Step 4: Test the Connection

Start with a simple task to verify everything is working:
“Create a hello world Python script that prints ‘Hello from SaladCloud!’”
If Cline successfully creates and runs the file, your setup is complete!

Tips for Best Results

Use Incremental Prompting for Complex Tasks

When working with self-hosted models that may have request timeouts (current timeout on SaladCloud is 100 seconds), tell Cline to work in small steps and save after each one. This approach:
  • Reduces the chance of interrupted generations
  • Makes it easier to recover from errors
  • Helps maintain context across multiple interactions
  • Helps debugging after each step
To do that, just include instructions in the beginning of the prompt like “Important: Work incrementally.
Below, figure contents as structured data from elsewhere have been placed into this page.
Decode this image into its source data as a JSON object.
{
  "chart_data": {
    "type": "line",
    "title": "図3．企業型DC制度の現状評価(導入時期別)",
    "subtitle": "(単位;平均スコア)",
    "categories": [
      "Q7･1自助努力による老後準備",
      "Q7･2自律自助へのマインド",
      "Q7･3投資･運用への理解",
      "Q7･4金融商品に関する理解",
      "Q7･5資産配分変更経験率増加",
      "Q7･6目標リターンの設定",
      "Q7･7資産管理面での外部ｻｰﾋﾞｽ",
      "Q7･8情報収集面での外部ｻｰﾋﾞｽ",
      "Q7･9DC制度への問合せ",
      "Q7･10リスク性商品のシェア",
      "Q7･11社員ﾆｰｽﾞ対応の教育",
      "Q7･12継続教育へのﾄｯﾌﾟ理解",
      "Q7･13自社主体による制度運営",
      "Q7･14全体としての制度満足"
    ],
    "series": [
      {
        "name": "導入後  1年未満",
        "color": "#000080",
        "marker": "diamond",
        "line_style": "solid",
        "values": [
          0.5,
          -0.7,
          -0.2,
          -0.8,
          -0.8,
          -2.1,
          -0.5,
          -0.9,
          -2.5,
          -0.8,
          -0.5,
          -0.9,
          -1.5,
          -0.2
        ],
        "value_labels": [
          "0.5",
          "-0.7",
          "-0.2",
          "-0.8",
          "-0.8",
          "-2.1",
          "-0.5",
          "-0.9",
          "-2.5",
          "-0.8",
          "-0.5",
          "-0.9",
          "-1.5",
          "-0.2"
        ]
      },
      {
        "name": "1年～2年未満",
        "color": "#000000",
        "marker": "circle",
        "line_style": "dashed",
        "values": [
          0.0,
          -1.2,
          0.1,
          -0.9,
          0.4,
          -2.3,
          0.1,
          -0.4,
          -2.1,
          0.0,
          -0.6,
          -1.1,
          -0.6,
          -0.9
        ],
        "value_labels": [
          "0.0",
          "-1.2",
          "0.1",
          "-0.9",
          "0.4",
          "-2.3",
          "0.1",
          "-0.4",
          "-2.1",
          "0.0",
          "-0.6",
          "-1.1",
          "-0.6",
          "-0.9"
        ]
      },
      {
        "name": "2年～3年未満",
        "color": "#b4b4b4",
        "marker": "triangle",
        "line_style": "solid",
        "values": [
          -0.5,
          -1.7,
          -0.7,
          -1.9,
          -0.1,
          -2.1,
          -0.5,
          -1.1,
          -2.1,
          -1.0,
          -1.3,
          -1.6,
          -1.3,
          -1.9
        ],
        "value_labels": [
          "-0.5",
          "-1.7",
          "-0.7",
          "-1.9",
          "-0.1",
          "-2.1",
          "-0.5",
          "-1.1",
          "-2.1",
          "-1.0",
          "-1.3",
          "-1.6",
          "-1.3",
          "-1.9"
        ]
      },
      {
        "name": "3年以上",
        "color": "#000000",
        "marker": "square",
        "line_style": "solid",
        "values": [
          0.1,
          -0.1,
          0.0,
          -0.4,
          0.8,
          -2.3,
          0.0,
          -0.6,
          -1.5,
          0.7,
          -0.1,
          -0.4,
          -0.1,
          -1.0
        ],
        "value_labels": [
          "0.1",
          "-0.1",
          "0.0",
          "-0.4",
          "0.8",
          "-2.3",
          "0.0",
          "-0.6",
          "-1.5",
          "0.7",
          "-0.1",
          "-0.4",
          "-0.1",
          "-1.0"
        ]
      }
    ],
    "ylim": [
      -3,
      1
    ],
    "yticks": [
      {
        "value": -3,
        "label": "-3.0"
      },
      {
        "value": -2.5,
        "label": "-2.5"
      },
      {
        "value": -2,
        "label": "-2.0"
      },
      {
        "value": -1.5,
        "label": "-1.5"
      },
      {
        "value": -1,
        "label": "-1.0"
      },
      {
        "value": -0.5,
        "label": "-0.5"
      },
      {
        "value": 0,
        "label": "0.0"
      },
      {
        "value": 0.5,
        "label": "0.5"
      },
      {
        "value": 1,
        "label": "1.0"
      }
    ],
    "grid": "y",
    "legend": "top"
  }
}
Do NOT try to write all files at once. Break this into small steps, create and save each file one at a time, and make sure each step works before moving on”

Set a Generous Context Window

Configure your LLM server with a context window of at least 16384 tokens, ideally 32768 or higher. A larger context window helps Cline:
  • Remember previous interactions
  • Understand larger codebases
  • Maintain coherence across complex tasks
Our preconfigured recipes such as Qwen 3.5-35B-A3B already have optimal context window settings, but if you’re using a custom deployment, make sure to adjust this in your model configuration.

Model Recommendations

  • Qwen 3.5-35B-A3B: Excellent balance of capability and cost for agentic coding

This documentation page was created using Cline powered by an LLM model running on SaladCloud.